A recent MRI study created gray-matter maps and correlated them to blood-flow maps.[1] Patients with AD exhibit atrophy of gray matter and increased blood flow to the remaining tissue, suggesting a compensatory increase in metabolism in the remaining tissue. This condition may also represent inflammation in the remaining tissue, reflecting underlying inflammatory aspects of progressive AD.

Regional cerebral perfusion studies with single photon emission computed tomography (SPECT) were some of the earliest to distinguish AD patients from controls. Using tracers, regional perfusion was found to be decreased in AD in similar regions as that detected by fluorine-18 fluorodeoxyglucose positron emission tomography (FDG-PET), including parieto-temporal and posterior cingulate cortices and medial temporal lobe structures. Decreased cerebral perfusion by SPECT studies in presymptomatic individuals also predicted progression to dementia. 

FDG-PET represents one of the most studied imaging biomarkers for AD, with dozens of studies reported to date. FDG-PET measures alterations in the metabolic rate of glucose consumption (MRglc) by using FDG as a tracer. The imaging gives a quantitative estimate of the local cerebral rate of glucose metabolism, thereby providing information on neuronal and synaptic dysfunction. AD patients have widespread reductions in brain MRglc as compared to normal elderly. In early AD, specific regional metabolic decreases have been observed in parieto-temporal and posterior cingulate cortices, as well as the hippocampal formation. 

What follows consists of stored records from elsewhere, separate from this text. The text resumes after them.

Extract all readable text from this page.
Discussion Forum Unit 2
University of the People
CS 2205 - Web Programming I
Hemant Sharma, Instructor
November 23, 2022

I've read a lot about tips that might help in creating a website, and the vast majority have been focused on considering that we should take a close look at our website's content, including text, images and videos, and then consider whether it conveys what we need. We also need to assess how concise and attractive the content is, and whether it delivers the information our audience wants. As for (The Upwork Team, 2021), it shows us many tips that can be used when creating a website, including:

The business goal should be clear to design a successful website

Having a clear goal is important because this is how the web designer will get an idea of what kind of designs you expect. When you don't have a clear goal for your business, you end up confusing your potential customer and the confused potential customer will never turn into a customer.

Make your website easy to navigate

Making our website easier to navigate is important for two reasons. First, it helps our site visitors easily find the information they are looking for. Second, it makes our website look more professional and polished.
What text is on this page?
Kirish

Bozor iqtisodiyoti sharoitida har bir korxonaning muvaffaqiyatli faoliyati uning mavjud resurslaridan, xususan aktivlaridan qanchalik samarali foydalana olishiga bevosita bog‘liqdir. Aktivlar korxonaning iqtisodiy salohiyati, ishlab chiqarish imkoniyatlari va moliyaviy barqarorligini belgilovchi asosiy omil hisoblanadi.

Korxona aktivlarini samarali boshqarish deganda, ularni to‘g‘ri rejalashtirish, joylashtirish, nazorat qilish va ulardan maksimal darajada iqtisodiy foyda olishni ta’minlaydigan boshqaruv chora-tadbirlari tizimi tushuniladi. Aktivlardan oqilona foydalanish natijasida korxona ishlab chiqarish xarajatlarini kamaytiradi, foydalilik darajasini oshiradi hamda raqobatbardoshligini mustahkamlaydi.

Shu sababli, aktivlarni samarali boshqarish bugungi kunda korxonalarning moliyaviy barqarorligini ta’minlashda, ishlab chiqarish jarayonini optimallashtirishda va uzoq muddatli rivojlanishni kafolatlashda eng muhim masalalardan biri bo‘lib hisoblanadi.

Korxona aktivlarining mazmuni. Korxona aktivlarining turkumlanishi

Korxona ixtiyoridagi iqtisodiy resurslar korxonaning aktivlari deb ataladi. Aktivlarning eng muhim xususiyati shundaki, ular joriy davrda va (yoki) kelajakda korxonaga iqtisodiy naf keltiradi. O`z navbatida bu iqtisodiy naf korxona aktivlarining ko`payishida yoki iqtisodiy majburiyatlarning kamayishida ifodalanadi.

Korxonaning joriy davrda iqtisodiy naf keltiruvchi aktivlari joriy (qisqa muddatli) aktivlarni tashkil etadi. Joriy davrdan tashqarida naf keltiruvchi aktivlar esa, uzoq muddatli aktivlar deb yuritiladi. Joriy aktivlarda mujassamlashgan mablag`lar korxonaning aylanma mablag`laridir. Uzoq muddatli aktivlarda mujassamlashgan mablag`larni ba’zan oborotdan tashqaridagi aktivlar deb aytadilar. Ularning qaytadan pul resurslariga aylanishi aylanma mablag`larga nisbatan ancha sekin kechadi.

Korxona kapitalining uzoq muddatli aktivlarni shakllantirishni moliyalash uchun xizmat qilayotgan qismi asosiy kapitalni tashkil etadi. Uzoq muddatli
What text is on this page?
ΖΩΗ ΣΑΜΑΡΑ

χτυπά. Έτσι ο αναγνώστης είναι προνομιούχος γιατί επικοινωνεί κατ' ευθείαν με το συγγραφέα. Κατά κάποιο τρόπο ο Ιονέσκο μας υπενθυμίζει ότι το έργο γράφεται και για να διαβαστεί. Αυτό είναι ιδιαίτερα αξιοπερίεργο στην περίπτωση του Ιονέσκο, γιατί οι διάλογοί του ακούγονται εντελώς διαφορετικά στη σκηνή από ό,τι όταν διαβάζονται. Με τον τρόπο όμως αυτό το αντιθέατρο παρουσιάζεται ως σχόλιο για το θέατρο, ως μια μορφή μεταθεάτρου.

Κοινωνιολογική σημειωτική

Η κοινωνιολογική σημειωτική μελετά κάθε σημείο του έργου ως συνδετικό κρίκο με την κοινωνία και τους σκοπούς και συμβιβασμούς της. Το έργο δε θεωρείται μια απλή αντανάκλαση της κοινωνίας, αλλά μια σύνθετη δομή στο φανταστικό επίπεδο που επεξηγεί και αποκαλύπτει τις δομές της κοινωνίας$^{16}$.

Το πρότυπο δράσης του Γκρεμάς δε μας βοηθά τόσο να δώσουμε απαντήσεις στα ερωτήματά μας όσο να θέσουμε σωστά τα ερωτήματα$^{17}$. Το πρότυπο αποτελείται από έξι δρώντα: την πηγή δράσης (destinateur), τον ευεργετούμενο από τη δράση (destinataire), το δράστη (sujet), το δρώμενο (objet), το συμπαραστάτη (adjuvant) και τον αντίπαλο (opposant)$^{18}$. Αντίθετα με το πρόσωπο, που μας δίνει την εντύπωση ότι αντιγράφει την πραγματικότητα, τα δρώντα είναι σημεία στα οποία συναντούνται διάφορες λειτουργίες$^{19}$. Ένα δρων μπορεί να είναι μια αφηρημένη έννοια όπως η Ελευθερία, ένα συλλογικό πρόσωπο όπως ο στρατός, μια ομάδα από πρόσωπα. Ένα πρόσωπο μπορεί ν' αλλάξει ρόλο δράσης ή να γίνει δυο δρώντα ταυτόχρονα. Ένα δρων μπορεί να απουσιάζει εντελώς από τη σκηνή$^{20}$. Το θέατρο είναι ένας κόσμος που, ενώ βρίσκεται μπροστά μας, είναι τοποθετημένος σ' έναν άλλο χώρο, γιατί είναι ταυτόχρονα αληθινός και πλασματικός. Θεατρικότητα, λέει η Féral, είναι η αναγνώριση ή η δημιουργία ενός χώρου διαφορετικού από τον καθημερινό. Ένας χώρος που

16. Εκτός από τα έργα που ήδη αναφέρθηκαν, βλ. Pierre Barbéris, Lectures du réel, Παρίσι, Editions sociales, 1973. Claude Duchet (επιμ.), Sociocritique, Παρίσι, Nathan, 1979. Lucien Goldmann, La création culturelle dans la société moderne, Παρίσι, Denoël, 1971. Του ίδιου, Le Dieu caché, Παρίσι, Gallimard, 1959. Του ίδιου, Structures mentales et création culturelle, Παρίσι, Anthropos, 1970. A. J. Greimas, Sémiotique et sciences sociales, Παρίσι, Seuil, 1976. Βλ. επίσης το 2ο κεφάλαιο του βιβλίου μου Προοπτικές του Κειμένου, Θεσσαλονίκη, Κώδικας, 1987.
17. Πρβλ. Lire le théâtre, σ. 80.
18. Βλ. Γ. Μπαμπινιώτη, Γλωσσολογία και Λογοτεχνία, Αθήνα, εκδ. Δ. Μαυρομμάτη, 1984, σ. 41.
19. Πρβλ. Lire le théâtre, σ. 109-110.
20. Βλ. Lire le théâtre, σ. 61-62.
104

Various amyloid-binding PET radiotracers have been developed. The most widely studied is Pittsburgh compound B (PiB) which binds to fibrillary Aß. PiB will accumulate in neocortical regions known to contain a high concentration of plaques. In studies on mild AD patients, PiB binding was 40-90% higher than controls.[2] 

One surprising observation using PiB is that many patients in their 30s and 40s have high amyloid loads. Because PiB imaging is only 10 years old, this cohort has not yet been followed into ages more typical for developing AD.

Multiple biomarkers have been studied for predicting and quantifying AD, including diagnostic markers and markers to track treatments, both current and future. All of these biomarkers seem better than the currently available evaluation and tracking systems, but each has significant limitations. Serum markers still do not accurately define AD. CSF markers, while more specific to AD, are technically difficult to obtain on large populations. FDG-PET and PiB imaging is expensive, not widely available and often not specific to the type of dementia being studied.

Genetic markers are likely to be used as predictors of disease rather than in tracking disease. If we can develop a preventive treatment, we may be able to identify high-risk patients and decrease their likelihood of developing clinical AD. Until we have preventive treatments, however, gathering genetic data on patients is probably not warranted. 

The most promising technology appears to be MRI, using the widely available 1.5 Tesla units, along with the 3, 5 and 7 Tesla units used for university research. MRIs can calculate blood flow, gray-matter maps and tissue density, as well as track areas of atrophy. While they are noisy, claustrophobic, uncomfortable, moderately expensive and difficult to use with some AD patients, they use no ionizing radiation or radioactive tracers. Moreover, they can be repeated multiple times as a means of tracking progression of disease or effect of treatment.